O senhor citou Lula. Como arcebispo de Brasília, deve ter tido de lidar com ele. Que balanço faz de sua passagem à frente do País?
Em sete anos em Brasília, nunca o vi na Catedral... [ri] E às vezes fazia afirmações um pouco surpreendentes, como quando dizia que tinha uma moral como pessoa privada e outra como presidente... Mas certamente a percepção de sua contribuição é muito positiva, e compartilhada pela maioria dos brasileiros. Amou o seu povo e, tendo sido um operário, entendeu a condição dos brasileiros como esta é na realidade concreta. Com ele o Brasil teve um crescimento impressionante, e houve também uma certa redistribuição da renda. Combateu a corrupção, sem se aproveitar da posição de presidente para defender os corruptos que estavam também dentro de seu partido.
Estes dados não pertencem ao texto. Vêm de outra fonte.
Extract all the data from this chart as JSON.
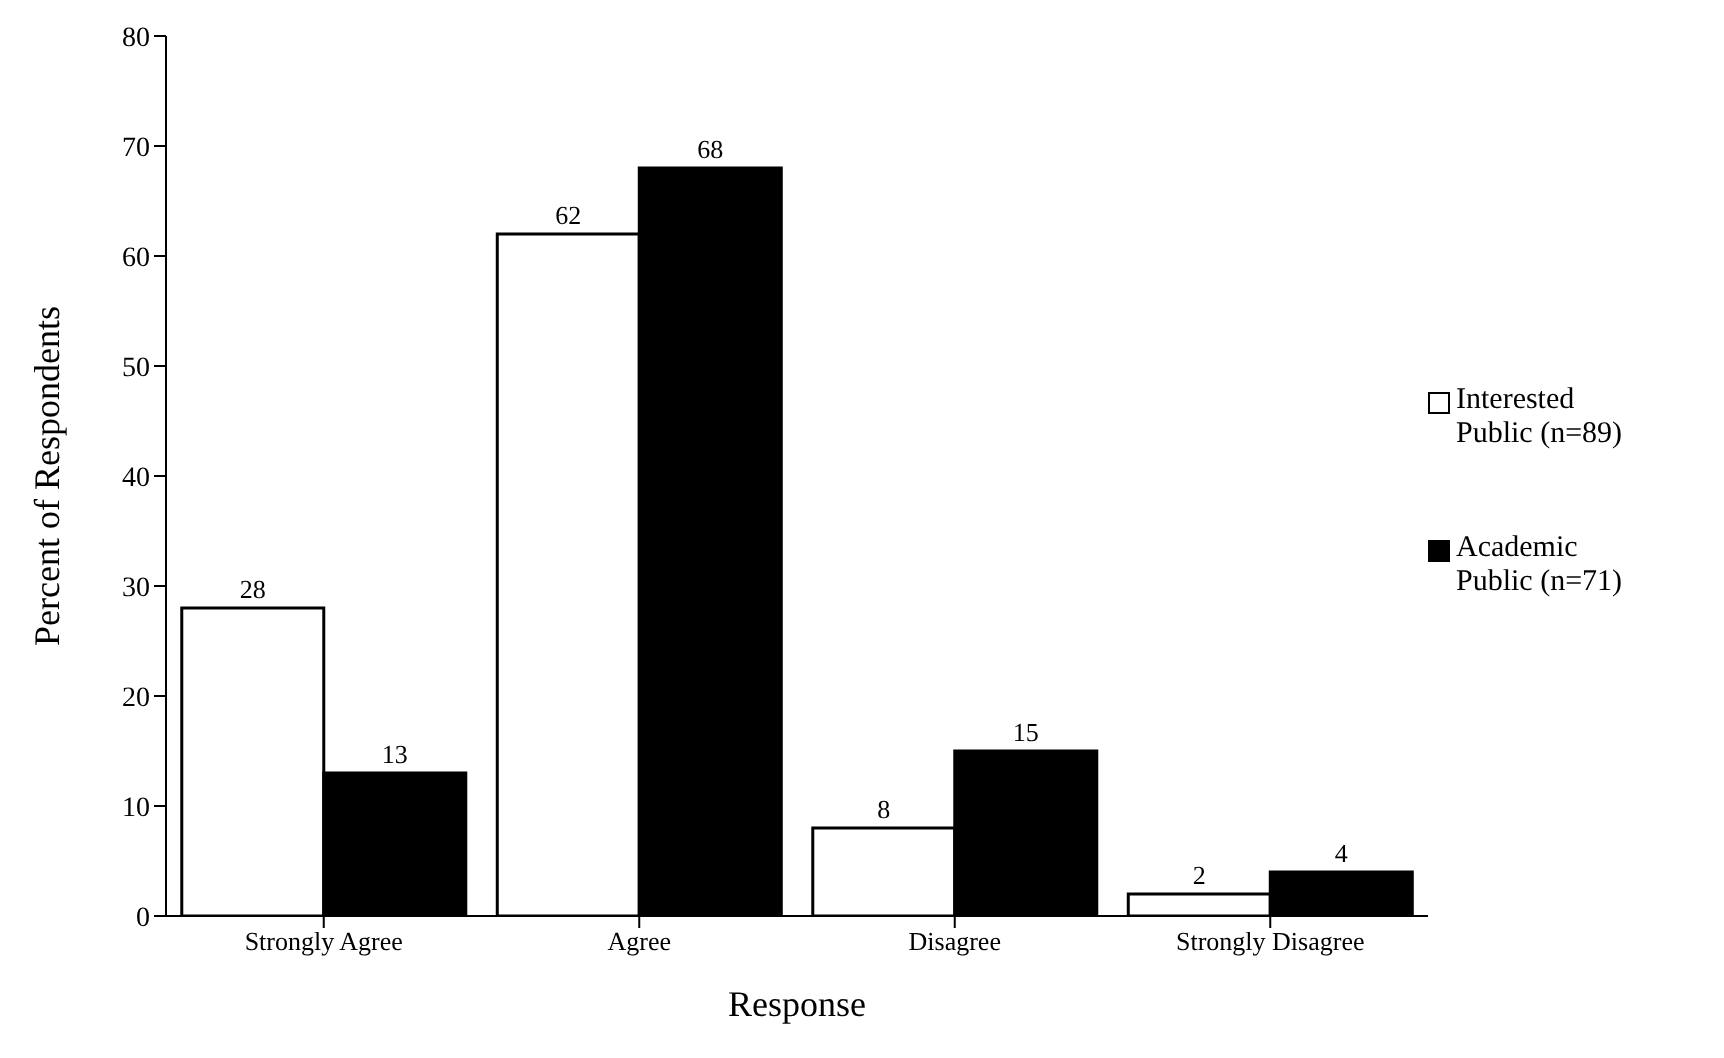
{
  "chart_data": {
    "type": "bar",
    "xlabel": "Response",
    "ylabel": "Percent of Respondents",
    "categories": [
      "Strongly Agree",
      "Agree",
      "Disagree",
      "Strongly Disagree"
    ],
    "series": [
      {
        "name": "Interested Public (n=89)",
        "color": "#ffffff",
        "values": [
          28,
          62,
          8,
          2
        ]
      },
      {
        "name": "Academic Public (n=71)",
        "color": "#000000",
        "values": [
          13,
          68,
          15,
          4
        ]
      }
    ],
    "ylim": [
      0,
      80
    ],
    "yticks": [
      0,
      10,
      20,
      30,
      40,
      50,
      60,
      70,
      80
    ],
    "data_labels": true,
    "grid": false,
    "legend": "right"
  }
}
E Dilma, a nova presidenta?
Dilma é muito diferente. Lula é um operário, a sua força é o sindicalismo. Ele é um sindicalista humanista, um fortíssimo lutador. Dilma é uma intelectual, e de outros pontos de vista é mais pragmática. Mas dizem que tenha ainda mais apoio popular que Lula. Esse dado é interessante.
Como começou o seu trabalho na Congregação para os Religiosos?
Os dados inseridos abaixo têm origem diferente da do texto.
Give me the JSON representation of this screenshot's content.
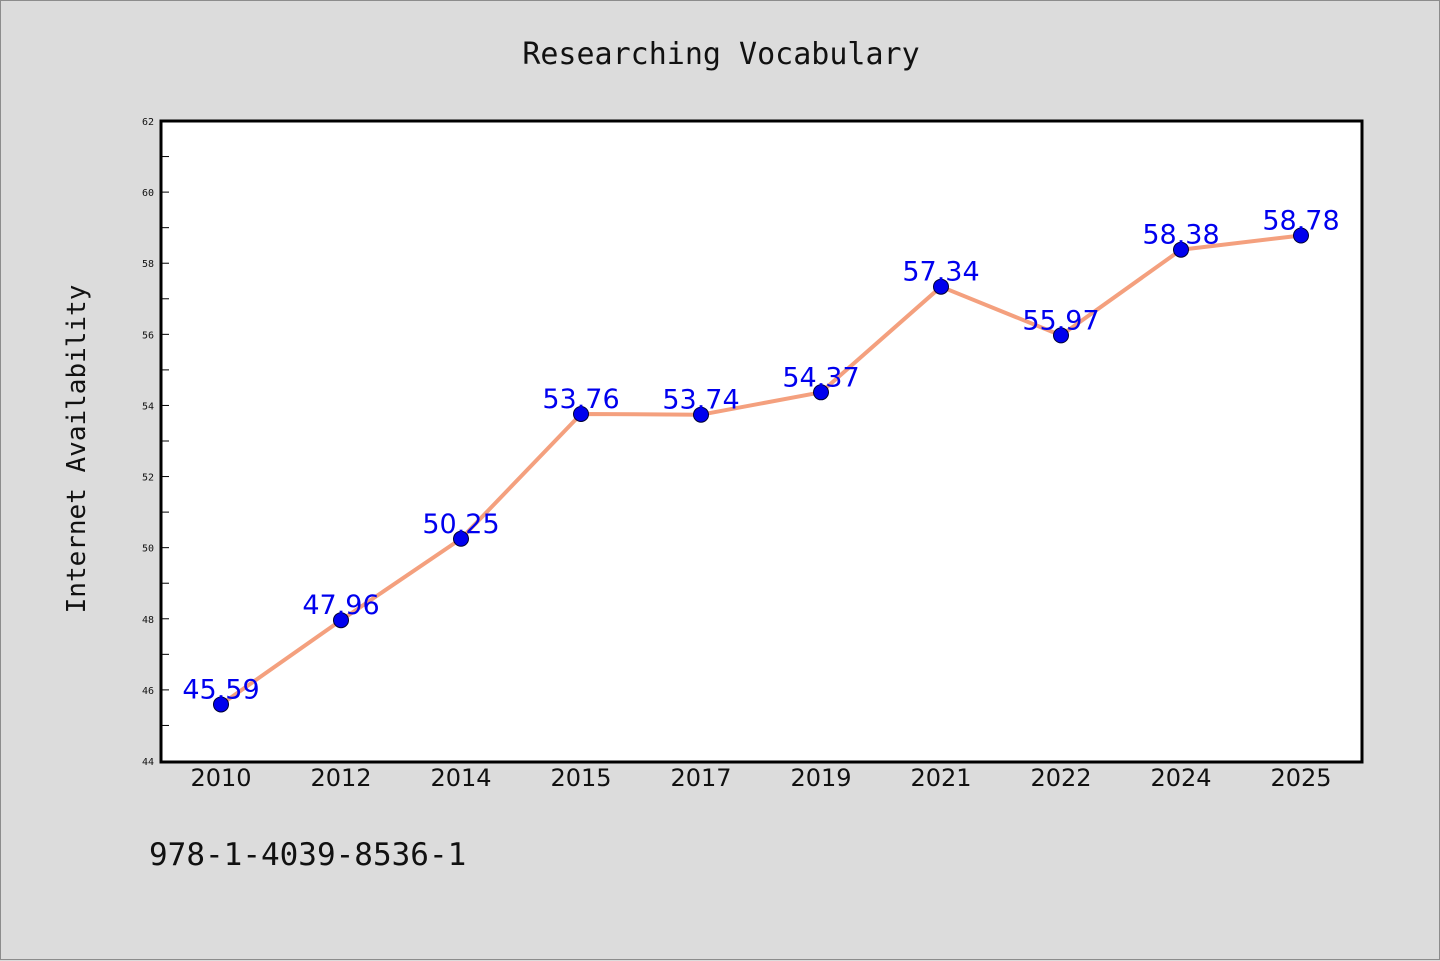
{
  "figure": {
    "footer_text": "978-1-4039-8536-1"
  },
  "chart_data": {
    "type": "line",
    "title": "Researching Vocabulary",
    "xlabel": "",
    "ylabel": "Internet Availability",
    "categories": [
      "2010",
      "2012",
      "2014",
      "2015",
      "2017",
      "2019",
      "2021",
      "2022",
      "2024",
      "2025"
    ],
    "series": [
      {
        "values": [
          45.59,
          47.96,
          50.25,
          53.76,
          53.74,
          54.37,
          57.34,
          55.97,
          58.38,
          58.78
        ]
      }
    ],
    "data_labels": [
      "45.59",
      "47.96",
      "50.25",
      "53.76",
      "53.74",
      "54.37",
      "57.34",
      "55.97",
      "58.38",
      "58.78"
    ],
    "ylim": [
      44,
      62
    ],
    "yticks": [
      "44",
      "46",
      "48",
      "50",
      "52",
      "54",
      "56",
      "58",
      "60",
      "62"
    ],
    "grid": false,
    "legend": "none",
    "colors": {
      "line": "#f4a07e",
      "marker": "#0000ee",
      "data_label": "#0000ee",
      "background": "#dcdcdc",
      "plot_background": "#ffffff"
    }
  }
}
Tivemos de enfrentar muitas dificuldades. Havia muita desconfiança por parte dos religiosos em razão de algumas posições tomadas anteriormente. Hoje, o ponto focal do trabalho é justamente reconstruir uma relação de confiança. Com o secretário da Congregação, Joseph William Tobin, trabalhamos juntos, conversamos muito, de modo que as decisões sejam tomadas em comum.
Como vai indo a questão das inspeções às congregações religiosas femininas dos Estados Unidos?
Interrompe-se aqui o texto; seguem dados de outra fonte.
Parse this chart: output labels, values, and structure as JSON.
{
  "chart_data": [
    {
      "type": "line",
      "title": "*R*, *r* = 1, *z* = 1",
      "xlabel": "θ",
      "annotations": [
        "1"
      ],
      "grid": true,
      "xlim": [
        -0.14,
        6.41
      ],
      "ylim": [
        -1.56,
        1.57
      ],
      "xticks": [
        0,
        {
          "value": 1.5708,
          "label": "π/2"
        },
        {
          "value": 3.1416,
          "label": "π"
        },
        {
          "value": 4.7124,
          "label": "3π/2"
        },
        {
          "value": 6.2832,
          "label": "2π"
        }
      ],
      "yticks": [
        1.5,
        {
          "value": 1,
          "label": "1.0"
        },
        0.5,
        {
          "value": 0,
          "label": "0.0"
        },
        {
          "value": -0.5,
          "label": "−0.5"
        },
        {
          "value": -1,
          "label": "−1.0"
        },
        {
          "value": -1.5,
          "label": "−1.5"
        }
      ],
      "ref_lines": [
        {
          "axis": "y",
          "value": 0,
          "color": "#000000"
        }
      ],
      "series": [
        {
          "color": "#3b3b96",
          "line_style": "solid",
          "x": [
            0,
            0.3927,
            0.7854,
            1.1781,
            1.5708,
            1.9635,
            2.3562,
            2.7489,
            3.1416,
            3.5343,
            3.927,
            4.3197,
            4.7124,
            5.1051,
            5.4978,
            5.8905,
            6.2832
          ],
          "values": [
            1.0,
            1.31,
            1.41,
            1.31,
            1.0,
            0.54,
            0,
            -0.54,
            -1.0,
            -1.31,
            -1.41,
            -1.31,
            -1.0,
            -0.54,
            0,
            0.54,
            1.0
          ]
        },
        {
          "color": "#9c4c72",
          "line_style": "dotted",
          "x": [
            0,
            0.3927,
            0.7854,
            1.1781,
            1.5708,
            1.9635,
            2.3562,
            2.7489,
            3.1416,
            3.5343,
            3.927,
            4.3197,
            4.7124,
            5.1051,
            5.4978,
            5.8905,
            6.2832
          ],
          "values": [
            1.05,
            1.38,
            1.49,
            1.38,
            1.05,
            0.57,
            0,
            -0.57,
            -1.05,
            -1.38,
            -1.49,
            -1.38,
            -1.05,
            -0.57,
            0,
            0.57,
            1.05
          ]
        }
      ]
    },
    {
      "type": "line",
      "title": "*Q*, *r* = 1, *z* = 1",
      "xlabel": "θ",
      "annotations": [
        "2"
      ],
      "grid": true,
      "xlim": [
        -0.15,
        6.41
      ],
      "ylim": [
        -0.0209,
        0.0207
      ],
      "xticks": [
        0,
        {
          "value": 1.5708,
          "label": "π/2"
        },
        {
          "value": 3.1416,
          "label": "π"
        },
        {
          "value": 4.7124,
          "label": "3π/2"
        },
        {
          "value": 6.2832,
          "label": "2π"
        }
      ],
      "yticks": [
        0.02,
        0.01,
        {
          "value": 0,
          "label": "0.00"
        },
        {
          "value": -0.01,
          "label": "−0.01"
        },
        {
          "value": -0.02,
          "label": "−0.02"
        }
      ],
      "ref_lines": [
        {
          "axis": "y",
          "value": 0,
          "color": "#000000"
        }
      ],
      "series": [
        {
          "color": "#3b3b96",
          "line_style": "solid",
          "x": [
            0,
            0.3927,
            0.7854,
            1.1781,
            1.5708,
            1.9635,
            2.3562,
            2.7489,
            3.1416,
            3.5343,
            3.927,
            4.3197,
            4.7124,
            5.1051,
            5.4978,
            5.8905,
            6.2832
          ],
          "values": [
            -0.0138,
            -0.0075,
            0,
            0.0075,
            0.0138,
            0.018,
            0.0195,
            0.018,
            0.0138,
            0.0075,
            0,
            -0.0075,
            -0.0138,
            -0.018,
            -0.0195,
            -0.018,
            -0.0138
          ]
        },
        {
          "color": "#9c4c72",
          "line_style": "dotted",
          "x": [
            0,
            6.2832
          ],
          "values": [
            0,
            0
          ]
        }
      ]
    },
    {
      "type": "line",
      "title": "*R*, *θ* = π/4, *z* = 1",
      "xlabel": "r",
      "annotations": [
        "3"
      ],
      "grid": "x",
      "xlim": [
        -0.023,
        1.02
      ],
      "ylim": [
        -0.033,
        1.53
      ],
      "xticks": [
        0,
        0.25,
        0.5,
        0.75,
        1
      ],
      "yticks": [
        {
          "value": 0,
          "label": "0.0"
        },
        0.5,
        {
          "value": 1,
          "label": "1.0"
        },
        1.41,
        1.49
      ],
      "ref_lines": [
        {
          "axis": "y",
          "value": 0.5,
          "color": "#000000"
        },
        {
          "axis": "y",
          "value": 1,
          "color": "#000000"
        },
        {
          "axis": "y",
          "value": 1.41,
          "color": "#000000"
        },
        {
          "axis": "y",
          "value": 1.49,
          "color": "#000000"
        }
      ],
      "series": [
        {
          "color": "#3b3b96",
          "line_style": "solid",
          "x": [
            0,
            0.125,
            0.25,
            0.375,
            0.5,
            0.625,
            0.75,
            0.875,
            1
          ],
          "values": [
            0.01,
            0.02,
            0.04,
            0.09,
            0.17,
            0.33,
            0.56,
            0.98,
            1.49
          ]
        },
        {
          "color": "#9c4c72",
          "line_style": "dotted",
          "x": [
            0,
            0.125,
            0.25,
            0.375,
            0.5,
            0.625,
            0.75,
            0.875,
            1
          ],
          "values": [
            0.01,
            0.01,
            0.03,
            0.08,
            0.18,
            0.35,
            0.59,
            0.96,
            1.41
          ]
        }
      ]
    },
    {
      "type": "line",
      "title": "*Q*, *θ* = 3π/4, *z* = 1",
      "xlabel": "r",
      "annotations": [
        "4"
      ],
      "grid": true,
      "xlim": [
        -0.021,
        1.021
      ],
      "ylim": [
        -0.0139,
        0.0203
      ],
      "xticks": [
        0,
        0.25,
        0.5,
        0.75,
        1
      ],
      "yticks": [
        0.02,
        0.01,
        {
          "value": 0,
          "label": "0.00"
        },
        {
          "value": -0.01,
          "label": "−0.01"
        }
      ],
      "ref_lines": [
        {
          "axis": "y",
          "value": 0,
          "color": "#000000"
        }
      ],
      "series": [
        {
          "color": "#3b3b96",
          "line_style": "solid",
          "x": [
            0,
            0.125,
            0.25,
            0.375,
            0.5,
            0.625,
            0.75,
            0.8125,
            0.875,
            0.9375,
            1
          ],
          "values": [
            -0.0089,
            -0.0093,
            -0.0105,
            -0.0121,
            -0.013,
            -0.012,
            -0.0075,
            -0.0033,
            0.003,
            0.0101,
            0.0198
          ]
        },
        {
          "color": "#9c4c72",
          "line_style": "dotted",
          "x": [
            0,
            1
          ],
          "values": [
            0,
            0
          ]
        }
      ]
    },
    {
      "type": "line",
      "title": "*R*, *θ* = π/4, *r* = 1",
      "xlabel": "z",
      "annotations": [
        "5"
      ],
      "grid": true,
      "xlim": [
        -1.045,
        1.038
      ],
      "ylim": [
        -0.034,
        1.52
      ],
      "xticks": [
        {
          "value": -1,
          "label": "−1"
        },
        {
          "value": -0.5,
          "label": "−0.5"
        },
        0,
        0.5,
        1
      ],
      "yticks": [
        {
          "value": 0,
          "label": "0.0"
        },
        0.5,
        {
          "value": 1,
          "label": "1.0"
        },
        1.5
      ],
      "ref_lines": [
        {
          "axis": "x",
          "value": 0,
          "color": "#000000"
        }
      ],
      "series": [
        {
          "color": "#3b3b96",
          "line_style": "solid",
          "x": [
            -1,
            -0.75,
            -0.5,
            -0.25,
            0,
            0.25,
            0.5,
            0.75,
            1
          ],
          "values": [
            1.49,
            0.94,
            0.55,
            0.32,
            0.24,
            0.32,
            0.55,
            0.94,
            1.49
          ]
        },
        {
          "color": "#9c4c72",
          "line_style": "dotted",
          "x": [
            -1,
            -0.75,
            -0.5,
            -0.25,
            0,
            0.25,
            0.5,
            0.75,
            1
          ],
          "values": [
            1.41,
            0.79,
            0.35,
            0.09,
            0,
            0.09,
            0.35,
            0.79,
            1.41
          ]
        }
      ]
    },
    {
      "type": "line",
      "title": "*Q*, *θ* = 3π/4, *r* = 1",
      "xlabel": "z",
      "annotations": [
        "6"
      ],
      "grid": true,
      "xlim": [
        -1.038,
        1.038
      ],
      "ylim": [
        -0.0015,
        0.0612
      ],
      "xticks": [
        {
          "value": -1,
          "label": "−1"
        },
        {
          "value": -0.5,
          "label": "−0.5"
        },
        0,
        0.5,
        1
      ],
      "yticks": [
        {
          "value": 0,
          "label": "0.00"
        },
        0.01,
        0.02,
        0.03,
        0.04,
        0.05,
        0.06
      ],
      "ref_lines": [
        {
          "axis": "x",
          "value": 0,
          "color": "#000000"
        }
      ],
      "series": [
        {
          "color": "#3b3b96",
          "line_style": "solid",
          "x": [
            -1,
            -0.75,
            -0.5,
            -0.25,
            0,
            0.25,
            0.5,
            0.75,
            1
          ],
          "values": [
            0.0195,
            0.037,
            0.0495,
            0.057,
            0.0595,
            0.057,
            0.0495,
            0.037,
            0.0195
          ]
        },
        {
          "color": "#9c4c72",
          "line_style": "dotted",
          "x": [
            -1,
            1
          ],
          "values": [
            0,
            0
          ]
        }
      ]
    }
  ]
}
Essa questão também não é fácil. Havia desconfiança, conflitos. Falamos com eles, seus representantes chegaram a vir a Roma. Começamos a escutar novamente. Não é uma questão de dizer que os problemas não existem. Mas podemos enfrentá-los de um outro modo. Sem condenações prévias. Ouvindo as motivações. Hoje temos muitos relatórios de investigações sobre os quais temos de trabalhar. Depois há o relatório de irmã Clare Millea [a religiosa designada pelo Vaticano como visitadora apostólica, ndr], que será importante.
São legítimas e úteis as comparações entre as ordens religiosas mais antigas e os novos movimentos? Às vezes eles são vistos por alguns como concorrentes, ou até em conflito.
Os carismas que florescem no tempo presente são doados à Igreja de hoje. Talvez daqui a vinte anos não tenham a mesma relevância. E isso não deveria chocar-se com os carismas mais antigos. Se vivem em fidelidade ao carisma inicial doado a eles pelo fundador, encontrarão também a maneira de oferecer algo neste tempo. O perigo é quando perdem o espírito dos fundadores.
O ex-presidente Luiz Inácio Lula da Silva ergue o braço da recém-empossada presidente Dilma Rousseff, no Palácio do Planalto, Brasília, em 1º de janeiro de 2011

O ex-presidente Luiz Inácio Lula da Silva ergue o braço da recém-empossada presidente Dilma Rousseff, no Palácio do Planalto, Brasília, em 1º de janeiro de 2011

Nesse sentido, o que representou para o senhor o caso do fundador dos Legionários de Cristo?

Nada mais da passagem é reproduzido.